The potential bankruptcy of world No.2 cinema operator Cineworld is shining a spotlight on the wider industry as it struggles to recover from the pandemic and compete with the growing popularity of streaming, according to reports.
Debt-laden Cineworld, which owns the Regal chain in the United States and runs theatres in nine other countries, said last week a lack of blockbusters was keeping movie-goers away and impacting its cash flows.
Last week, AMC Entertainment Holding Inc also flagged a tough third quarter due to a slim film slate. Its shares plunged 38% in early US trading on Monday.
Cineworld shares, which hit a record low on Friday after the Wall Street Journal first reported its potential bankruptcy, were down 26% to 3 pence at 1340 GMT. That compares with a peak of more than 310 pence in 2017.
Cineworld, which had $8.9 billion of net debt at the end of 2021 and had already said it was looking at ways to restructure its balance sheet, confirmed on Monday one option was a voluntary Chapter 11 bankruptcy filing in the United States.

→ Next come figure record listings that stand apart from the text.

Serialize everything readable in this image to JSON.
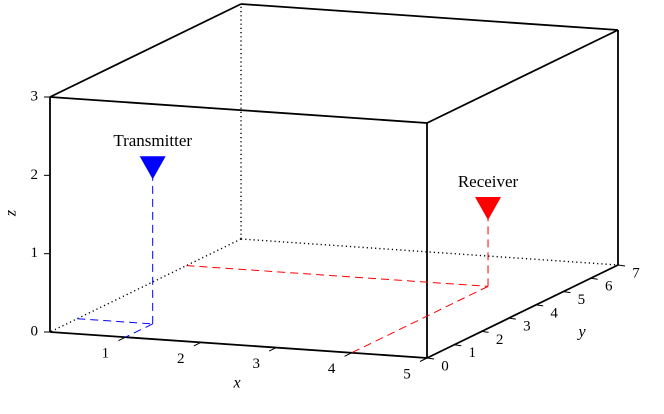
{
  "chart_data": {
    "type": "scatter3d",
    "x_label": "x",
    "y_label": "y",
    "z_label": "z",
    "xlim": [
      0,
      5
    ],
    "ylim": [
      0,
      7
    ],
    "zlim": [
      0,
      3
    ],
    "xticks": [
      1,
      2,
      3,
      4,
      5
    ],
    "yticks": [
      0,
      1,
      2,
      3,
      4,
      5,
      6,
      7
    ],
    "zticks": [
      0,
      1,
      2,
      3
    ],
    "series": [
      {
        "name": "Transmitter",
        "color": "#0000ff",
        "x": [
          1
        ],
        "y": [
          1
        ],
        "z": [
          2
        ]
      },
      {
        "name": "Receiver",
        "color": "#ff0000",
        "x": [
          4
        ],
        "y": [
          5
        ],
        "z": [
          1
        ]
      }
    ]
  }
}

“Cineworld would expect to maintain its operations in the ordinary course until and following any filing,” said the London-listed company, which operates more than 9,000 screens and employs around 28,000 people.

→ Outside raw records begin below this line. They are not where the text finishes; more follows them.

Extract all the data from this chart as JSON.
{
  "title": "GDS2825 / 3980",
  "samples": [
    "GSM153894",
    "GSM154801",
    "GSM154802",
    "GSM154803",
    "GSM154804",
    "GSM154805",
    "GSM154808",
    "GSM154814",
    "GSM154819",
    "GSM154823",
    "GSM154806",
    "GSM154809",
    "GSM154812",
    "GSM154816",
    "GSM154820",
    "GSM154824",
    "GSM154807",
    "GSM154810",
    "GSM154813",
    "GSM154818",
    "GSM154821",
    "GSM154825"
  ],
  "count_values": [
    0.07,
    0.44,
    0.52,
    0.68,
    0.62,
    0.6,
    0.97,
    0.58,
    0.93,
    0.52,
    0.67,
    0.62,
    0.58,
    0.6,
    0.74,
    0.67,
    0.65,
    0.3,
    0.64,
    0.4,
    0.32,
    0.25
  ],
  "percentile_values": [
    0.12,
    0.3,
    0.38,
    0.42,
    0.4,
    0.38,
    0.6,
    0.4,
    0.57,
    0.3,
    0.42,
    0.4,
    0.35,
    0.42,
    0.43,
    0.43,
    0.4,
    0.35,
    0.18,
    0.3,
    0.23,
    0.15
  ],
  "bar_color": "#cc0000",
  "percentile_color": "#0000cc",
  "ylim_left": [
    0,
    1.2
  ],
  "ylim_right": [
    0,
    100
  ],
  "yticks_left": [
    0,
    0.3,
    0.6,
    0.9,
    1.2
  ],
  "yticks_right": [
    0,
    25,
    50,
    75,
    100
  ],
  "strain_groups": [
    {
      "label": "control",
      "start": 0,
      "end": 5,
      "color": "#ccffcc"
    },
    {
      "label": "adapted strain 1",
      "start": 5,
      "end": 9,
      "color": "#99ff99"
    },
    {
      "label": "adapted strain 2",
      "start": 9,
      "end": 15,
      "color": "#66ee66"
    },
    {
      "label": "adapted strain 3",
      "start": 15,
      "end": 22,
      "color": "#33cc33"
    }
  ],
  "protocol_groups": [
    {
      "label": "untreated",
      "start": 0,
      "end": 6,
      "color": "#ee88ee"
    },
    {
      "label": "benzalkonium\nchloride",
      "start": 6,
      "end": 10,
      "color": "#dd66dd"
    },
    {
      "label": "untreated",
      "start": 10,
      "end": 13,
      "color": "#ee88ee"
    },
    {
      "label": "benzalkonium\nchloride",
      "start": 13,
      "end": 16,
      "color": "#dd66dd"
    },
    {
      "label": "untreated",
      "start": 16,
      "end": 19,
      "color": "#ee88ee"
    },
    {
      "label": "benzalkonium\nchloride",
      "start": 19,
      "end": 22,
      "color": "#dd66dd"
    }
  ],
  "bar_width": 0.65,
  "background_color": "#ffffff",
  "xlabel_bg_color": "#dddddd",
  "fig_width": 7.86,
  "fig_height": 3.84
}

While Cineworld’s specific issue is its debt pile, the broader change in how audiences want to watch movies is a trend unlikely to reverse or get any easier for cinema chains, Hargreaves Lansdown analyst Sophie Lund-Yates said.
“Cineworld’s challenges are a warning for the entire sector,” she said.
A Chapter 11 filing can allow a company to stay in business and restructure its debt.
“But since the company owns so little in the way of tangible assets, much of its debt will be unrecoverable and its equity holders will be wiped out,” said Barry Norris, fund manager at Argonaut Capital.
Cineworld, which declined to comment on the hedge fund’s remarks, said it was in talks with many of its major stakeholders, including lenders and legal and financial advisers, and reiterated any deleveraging transaction would lead to very significant dilution of existing equity interests.